Beerwah, Dec. 6: Out barnstorming the countryside a day after multiple terror hits to the Valley, chief minister and National Conference spearhead Omar Abdullah spelt out a blunt “no” to any post-poll deal with the BJP.
“That’s not going to happen, people can keep speculating and dreaming about it,” Omar told The Telegraph in an exclusive chat along his roadshow. He was touring his newly adopted rural constituency Beerwah, southwest of Srinagar.
It appears imminent the ongoing elections will throw up a hung Jammu and Kashmir House and there has been speculation in some circles Omar could ally with the BJP, or support its power effort from outside.
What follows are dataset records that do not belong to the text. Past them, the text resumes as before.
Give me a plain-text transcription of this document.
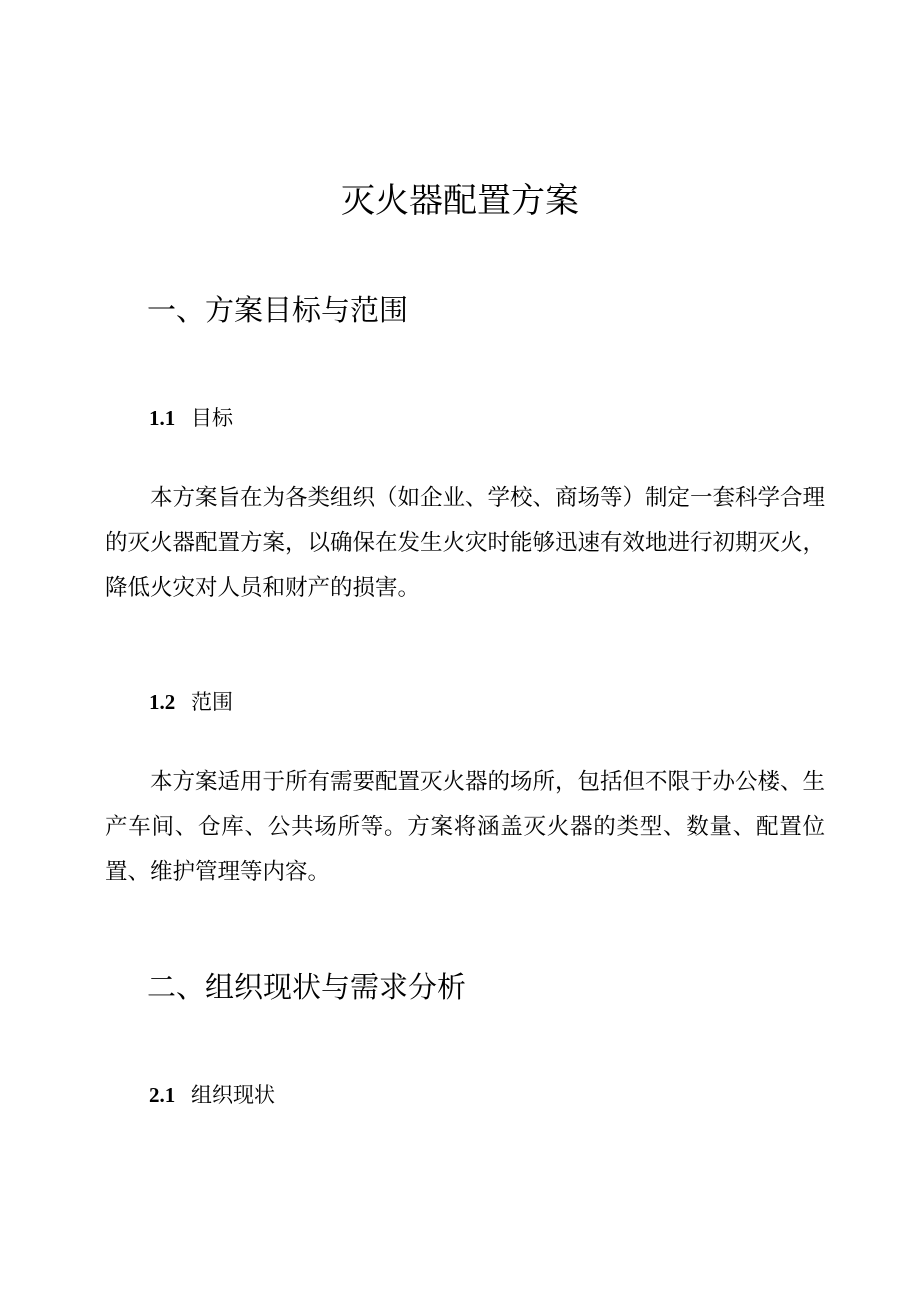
灭火器配置方案
一、方案目标与范围
1.1 目标

本方案旨在为各类组织（如企业、学校、商场等）制定一套科学合理的灭火器配置方案，以确保在发生火灾时能够迅速有效地进行初期灭火，降低火灾对人员和财产的损害。

1.2 范围

本方案适用于所有需要配置灭火器的场所，包括但不限于办公楼、生产车间、仓库、公共场所等。方案将涵盖灭火器的类型、数量、配置位置、维护管理等内容。

二、组织现状与需求分析
2.1 组织现状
Omar conceded the mandate may be fractured but said nothing will drive him to an alliance with the BJP, which is making an audacious first-time bid for power in India’s only Muslim-majority state.
Pressed if he could do a deal with the BJP if only to keep his bitter Valley rival, the People’s Democratic Party (PDP), out of power, Omar replied: “I don’t do desperate politics, I have never been desperate, nothing will make us go with the BJP, out of the question.”
That said, the chief minister turned a sceptical eye on dire predictions of a poll debacle that have trailed him this campaign. “Who knows what surprises might lie in store? To me it appears we are doing better each day. And frankly I am under no pressure, the judgement has already been pronounced we have lost, so for me everything is positive. I will tell you we are not doing as badly as many people think, we will spring surprises.”
The campaign seemed to have lost none of its nerve to yesterday’s violence. On the contrary, it retained a joyous temper in this rural patch, a riot of colour and the contrary clamour of competitors. People trailed their respective flags and leaders, piled perilously on top of buses and station wagons, whistling, chanting; a happy chaos reigned on narrow village crossroads, rival formations – NC, PDP, Sajjad Lone’s People’s Conference – eddied in confluence, desperate to untangle and head their own ways on campaign’s penultimate day.
The grasping adulation that came his way all day in far Beerwah pockets may have left Omar more buoyed than he has lately been. His caravan would barely begin to groan up the hilly country than it would be halted at another hamlet by another lot of waiting supporters, clotted mid-road, kitted out in the flaming NC red, waving the party flag, beating the panes of the campaign bus, raining toffee and lozenges on it like confetti.
” Sher aayas! Sher aayas!!” they cried out, a euphemistic reference to Omar’s grandfather, Sheikh Abdullah, “Lion of Kashmir”. The women clapped and sang, the men danced around the campaign party, urging Omar out. He would alight, clamber up the roof of his bus and make a short address, beginning with Kashmiri, then turning to Urdu.
Beerwah is a hole in the ground – the roads are cratered, water is scarce, power occasional, poverty all-pervasive. Up and down the hill curves, it’s Beerwah’s deprivations Omar would address in the main. “We have not won an election here in 12 years, but I can see you have been given little. I seek to serve you, give me all of 12 months and I shall begin to change your circumstances, 12 months is all I ask, give me that opportunity.”
Beerwah and Omar are new to each other; it has the excitement of a new fling to both sides. Beerwah sees in Omar the prospect of a VVIP representative, Omar sees in his new constituents an opportunity all his own.
Between hurried spoonfuls of oatmeal off a hot case, between one stop and another, Omar put an explanation on why he had left the Abdullah family seat of Ganderbal and chosen Beerwah. “Look, my presence in Ganderbal had led to issues of party factionalism and oneupmanship among local leaders. But more importantly, Ganderbal is something I had inherited from my family, this place is something I can make my own over the years, as you can see these people need a lot of work done for them.”
He is contesting another family seat, though – Sonwar in the heart of Srinagar. But that, should he win it, would be a trust property kept aside for father Farooq Abdullah, awaiting a kidney transplant in London. “I don’t want my father’s long career to end on a losing note, so hopefully he will return and claim his old Sonwar. I can’t tell you how much he must be missing all of this.”
Omar was looking out of his bus at a group of women dancing with garlands held aloft, and their men clapping them on, a classic Farooq Abdullah moment. Omar would have us believe the moment hasn’t lapsed yet, uphill though it was from where we were.